Semiconductor chips are manufactured by processing a wafer in respective semiconductor processing chambers. Such processing may include chemical vapor deposition (CVD), physical vapor deposition (PVD), or any other processing which is known in the art. The processing chamber used for each process is designed for purposes of carrying out the respective process. The process of depositing layers on a semiconductor wafer substrate usually involves placing the substrate on a silicon carbide coated graphite susceptor in a thermal reactor chamber and holding the wafer within a stream of a reactant gas flowing across the surface of a wafer. The thermal reactor may be heated by external lamps which pass infra-red radiation into the reactor chamber through heating ports. The heating ports are typically positioned both above and below the susceptor. The heating ports are covered by quartz windows that are transparent to the infra-red radiation. The susceptor positions and rotates the wafer during the deposition process. A pyrometer aimed at the back of the susceptor is generally used to detect the temperature of the susceptor during processing and to serve as an input to a controller that controls power to the external lamps.
During processing, the deposition film is also deposited on the surfaces of other components within the reactor chamber, including the susceptor. For example, during a high temperature nitride process, silicon nitride is deposited on the internal walls of the chamber and also on the silicon carbide coated graphite susceptor. As the deposition layer thickens the silicon nitride may flake and introduce unwanted particulates into the processing chamber. In addition, the emissivity of the susceptor will change as a result of the deposited silicon nitride film. As the emissivity changes, the ability of the pyrometer to accurately monitor the temperature of the susceptor is compromised thus limiting the precision at which a deposition layer may be deposited. For these reasons, an in-situ etch cleaning process is periodically used to etch the silicon nitride film from the susceptor and chamber walls, including the quartz windows.
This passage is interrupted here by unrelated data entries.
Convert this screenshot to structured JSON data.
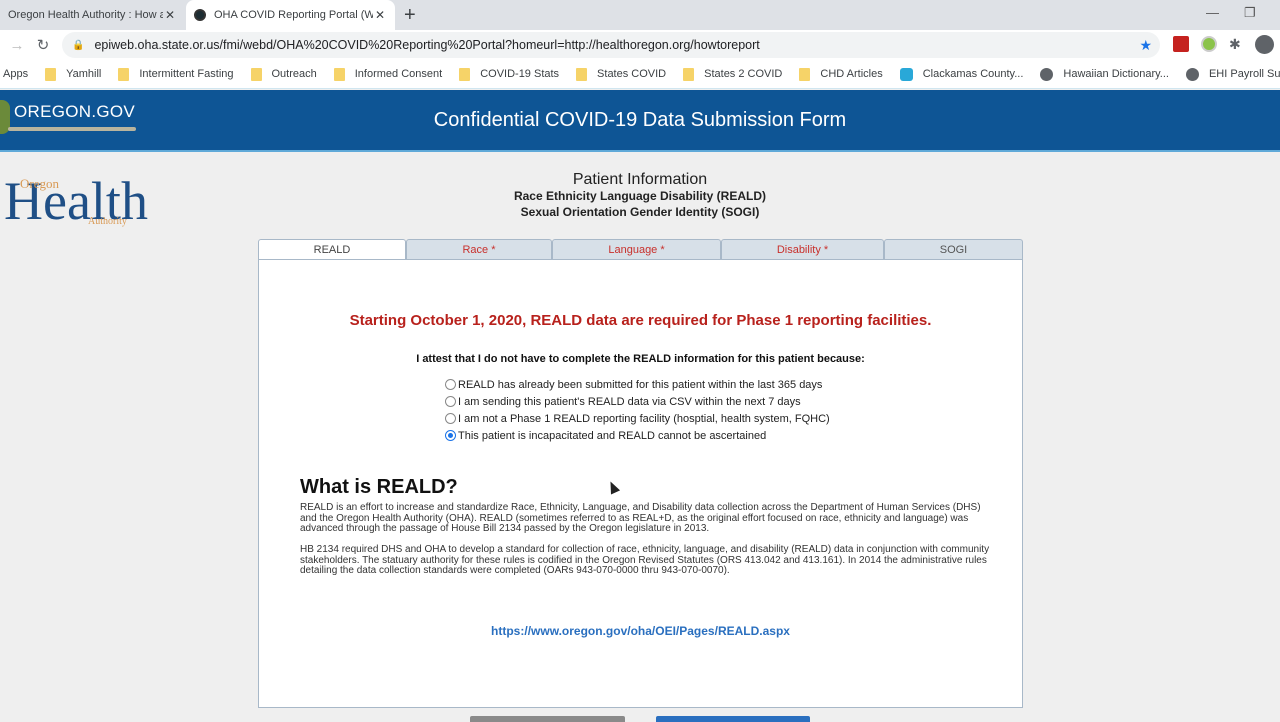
{
  "browser": {
    "tabs": [
      {
        "title": "Oregon Health Authority : How a",
        "active": false
      },
      {
        "title": "OHA COVID Reporting Portal (Wi",
        "active": true
      }
    ],
    "new_tab": "+",
    "url": "epiweb.oha.state.or.us/fmi/webd/OHA%20COVID%20Reporting%20Portal?homeurl=http://healthoregon.org/howtoreport",
    "bookmarks": [
      {
        "label": "Apps",
        "icon": "apps-icon"
      },
      {
        "label": "Yamhill",
        "icon": "folder-icon"
      },
      {
        "label": "Intermittent Fasting",
        "icon": "folder-icon"
      },
      {
        "label": "Outreach",
        "icon": "folder-icon"
      },
      {
        "label": "Informed Consent",
        "icon": "folder-icon"
      },
      {
        "label": "COVID-19 Stats",
        "icon": "folder-icon"
      },
      {
        "label": "States COVID",
        "icon": "folder-icon"
      },
      {
        "label": "States 2 COVID",
        "icon": "folder-icon"
      },
      {
        "label": "CHD Articles",
        "icon": "folder-icon"
      },
      {
        "label": "Clackamas County...",
        "icon": "site-icon"
      },
      {
        "label": "Hawaiian Dictionary...",
        "icon": "globe-icon"
      },
      {
        "label": "EHI Payroll Submiss...",
        "icon": "globe-icon"
      }
    ]
  },
  "banner": {
    "logo_text": "OREGON.GOV",
    "title": "Confidential COVID-19 Data Submission Form"
  },
  "oha_logo": {
    "small_top": "Oregon",
    "main": "Health",
    "small_bottom": "Authority"
  },
  "header": {
    "title": "Patient Information",
    "subtitle1": "Race Ethnicity Language Disability (REALD)",
    "subtitle2": "Sexual Orientation Gender Identity (SOGI)"
  },
  "form_tabs": [
    {
      "label": "REALD",
      "active": true
    },
    {
      "label": "Race *",
      "active": false
    },
    {
      "label": "Language *",
      "active": false
    },
    {
      "label": "Disability *",
      "active": false
    },
    {
      "label": "SOGI",
      "active": false
    }
  ],
  "panel": {
    "notice": "Starting October 1, 2020, REALD data are required for Phase 1 reporting facilities.",
    "attest": "I attest that I do not have to complete the REALD information for this patient because:",
    "options": [
      {
        "label": "REALD has already been submitted for this patient within the last 365 days",
        "checked": false
      },
      {
        "label": "I am sending this patient's REALD data via CSV within the next 7 days",
        "checked": false
      },
      {
        "label": "I am not a Phase 1 REALD reporting facility (hosptial, health system, FQHC)",
        "checked": false
      },
      {
        "label": "This patient is incapacitated and REALD cannot be ascertained",
        "checked": true
      }
    ],
    "what_title": "What is REALD?",
    "para1": "REALD is an effort to increase and standardize Race, Ethnicity, Language, and Disability data collection across the Department of Human Services (DHS) and the Oregon Health Authority (OHA). REALD (sometimes referred to as REAL+D, as the original effort focused on race, ethnicity and language) was advanced through the passage of House Bill 2134 passed by the Oregon legislature in 2013.",
    "para2": "HB 2134 required DHS and OHA to develop a standard for collection of race, ethnicity, language, and disability (REALD) data in conjunction with community stakeholders. The statuary authority for these rules is codified in the Oregon Revised Statutes (ORS 413.042 and 413.161). In 2014 the administrative rules detailing the data collection standards were completed (OARs 943-070-0000 thru 943-070-0070).",
    "link": "https://www.oregon.gov/oha/OEI/Pages/REALD.aspx"
  },
  "colors": {
    "banner": "#0e5595",
    "notice": "#b8211c",
    "link": "#2a6fbf",
    "required_tab": "#c8302c"
  }
}
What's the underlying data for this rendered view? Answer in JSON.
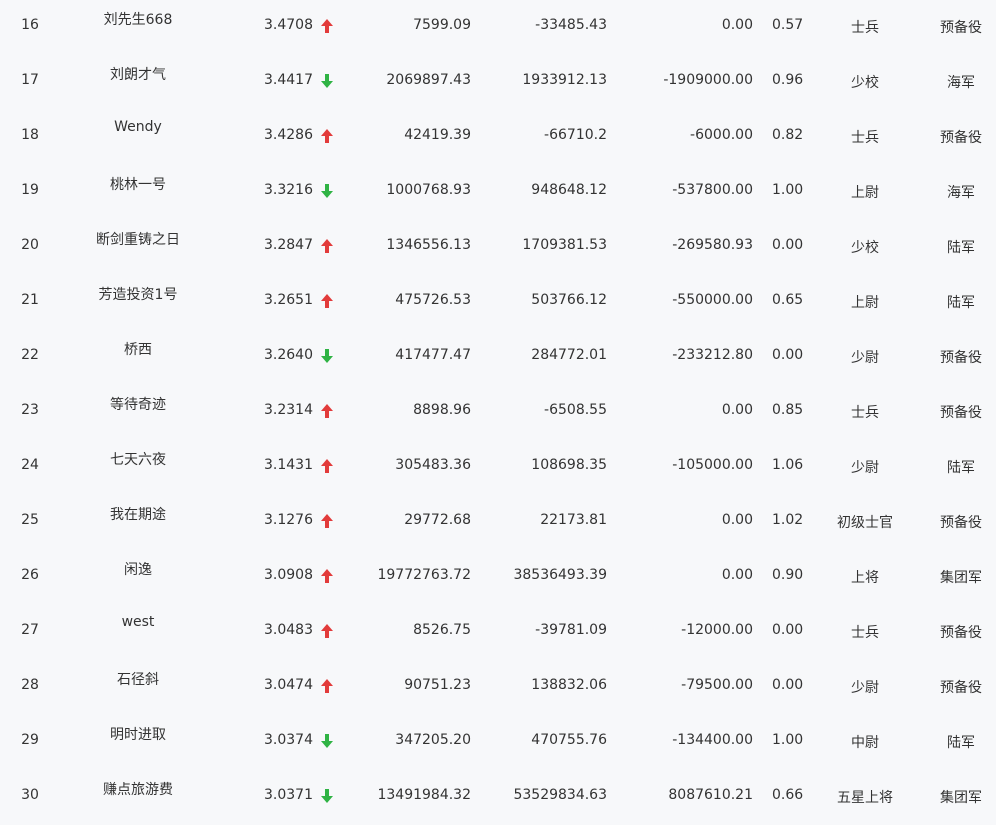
{
  "colors": {
    "up": "#e23b3b",
    "down": "#2fb344"
  },
  "rows": [
    {
      "rank": "16",
      "name": "刘先生668",
      "score": "3.4708",
      "trend": "up",
      "v1": "7599.09",
      "v2": "-33485.43",
      "v3": "0.00",
      "ratio": "0.57",
      "title": "士兵",
      "group": "预备役"
    },
    {
      "rank": "17",
      "name": "刘朗才气",
      "score": "3.4417",
      "trend": "down",
      "v1": "2069897.43",
      "v2": "1933912.13",
      "v3": "-1909000.00",
      "ratio": "0.96",
      "title": "少校",
      "group": "海军"
    },
    {
      "rank": "18",
      "name": "Wendy",
      "score": "3.4286",
      "trend": "up",
      "v1": "42419.39",
      "v2": "-66710.2",
      "v3": "-6000.00",
      "ratio": "0.82",
      "title": "士兵",
      "group": "预备役"
    },
    {
      "rank": "19",
      "name": "桃林一号",
      "score": "3.3216",
      "trend": "down",
      "v1": "1000768.93",
      "v2": "948648.12",
      "v3": "-537800.00",
      "ratio": "1.00",
      "title": "上尉",
      "group": "海军"
    },
    {
      "rank": "20",
      "name": "断剑重铸之日",
      "score": "3.2847",
      "trend": "up",
      "v1": "1346556.13",
      "v2": "1709381.53",
      "v3": "-269580.93",
      "ratio": "0.00",
      "title": "少校",
      "group": "陆军"
    },
    {
      "rank": "21",
      "name": "芳造投资1号",
      "score": "3.2651",
      "trend": "up",
      "v1": "475726.53",
      "v2": "503766.12",
      "v3": "-550000.00",
      "ratio": "0.65",
      "title": "上尉",
      "group": "陆军"
    },
    {
      "rank": "22",
      "name": "桥西",
      "score": "3.2640",
      "trend": "down",
      "v1": "417477.47",
      "v2": "284772.01",
      "v3": "-233212.80",
      "ratio": "0.00",
      "title": "少尉",
      "group": "预备役"
    },
    {
      "rank": "23",
      "name": "等待奇迹",
      "score": "3.2314",
      "trend": "up",
      "v1": "8898.96",
      "v2": "-6508.55",
      "v3": "0.00",
      "ratio": "0.85",
      "title": "士兵",
      "group": "预备役"
    },
    {
      "rank": "24",
      "name": "七天六夜",
      "score": "3.1431",
      "trend": "up",
      "v1": "305483.36",
      "v2": "108698.35",
      "v3": "-105000.00",
      "ratio": "1.06",
      "title": "少尉",
      "group": "陆军"
    },
    {
      "rank": "25",
      "name": "我在期途",
      "score": "3.1276",
      "trend": "up",
      "v1": "29772.68",
      "v2": "22173.81",
      "v3": "0.00",
      "ratio": "1.02",
      "title": "初级士官",
      "group": "预备役"
    },
    {
      "rank": "26",
      "name": "闲逸",
      "score": "3.0908",
      "trend": "up",
      "v1": "19772763.72",
      "v2": "38536493.39",
      "v3": "0.00",
      "ratio": "0.90",
      "title": "上将",
      "group": "集团军"
    },
    {
      "rank": "27",
      "name": "west",
      "score": "3.0483",
      "trend": "up",
      "v1": "8526.75",
      "v2": "-39781.09",
      "v3": "-12000.00",
      "ratio": "0.00",
      "title": "士兵",
      "group": "预备役"
    },
    {
      "rank": "28",
      "name": "石径斜",
      "score": "3.0474",
      "trend": "up",
      "v1": "90751.23",
      "v2": "138832.06",
      "v3": "-79500.00",
      "ratio": "0.00",
      "title": "少尉",
      "group": "预备役"
    },
    {
      "rank": "29",
      "name": "明时进取",
      "score": "3.0374",
      "trend": "down",
      "v1": "347205.20",
      "v2": "470755.76",
      "v3": "-134400.00",
      "ratio": "1.00",
      "title": "中尉",
      "group": "陆军"
    },
    {
      "rank": "30",
      "name": "赚点旅游费",
      "score": "3.0371",
      "trend": "down",
      "v1": "13491984.32",
      "v2": "53529834.63",
      "v3": "8087610.21",
      "ratio": "0.66",
      "title": "五星上将",
      "group": "集团军"
    }
  ]
}
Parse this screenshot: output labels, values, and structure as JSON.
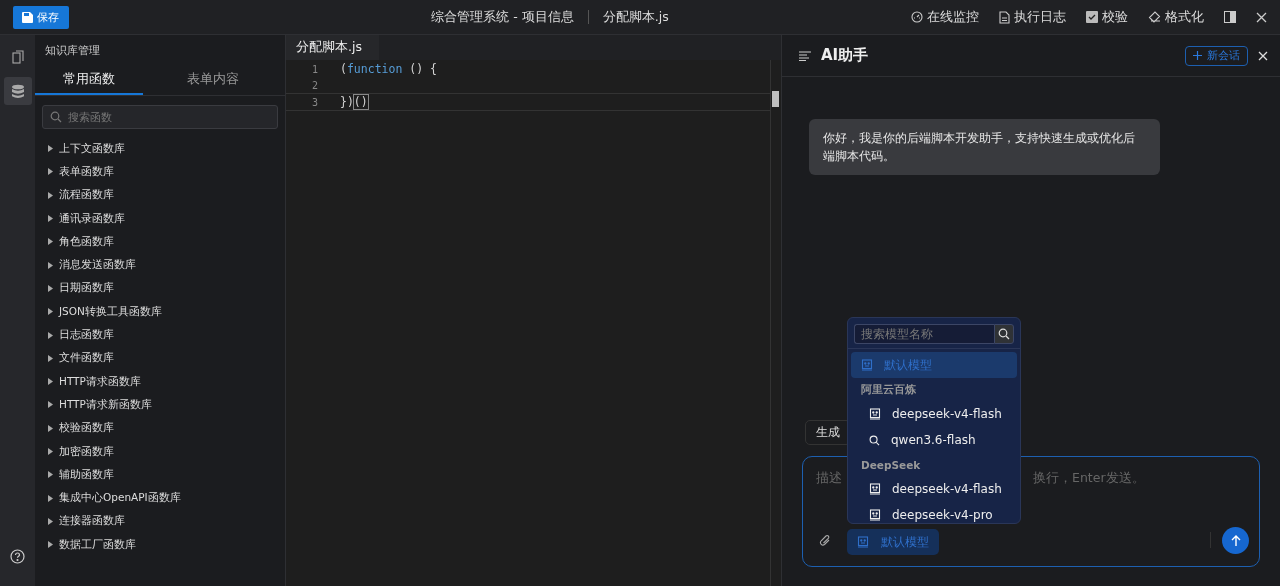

Typically a fluorine containing gas (NF.sub.3) is used to clean the deposited film from the surface of the susceptor. Since it is difficult to precisely control and monitor the etch rate of the deposited film, it is not uncommon for the silicon carbide coating of the susceptor to be etched during the cleaning process. After a portion of the silicon carbide coating is fully removed, the graphite susceptor will itself be subject to attack by the etchant.
Removal of the silicon carbide coating not only exposes the graphite susceptor to the etchant gas, but also affects the emissivity of the susceptor. This, in turn, affects the thermal characteristics of the susceptor making it more difficult to precisely control the temperature of the wafer during processing. Moreover, etching of the graphite body reduces the structural integrity of the susceptor itself.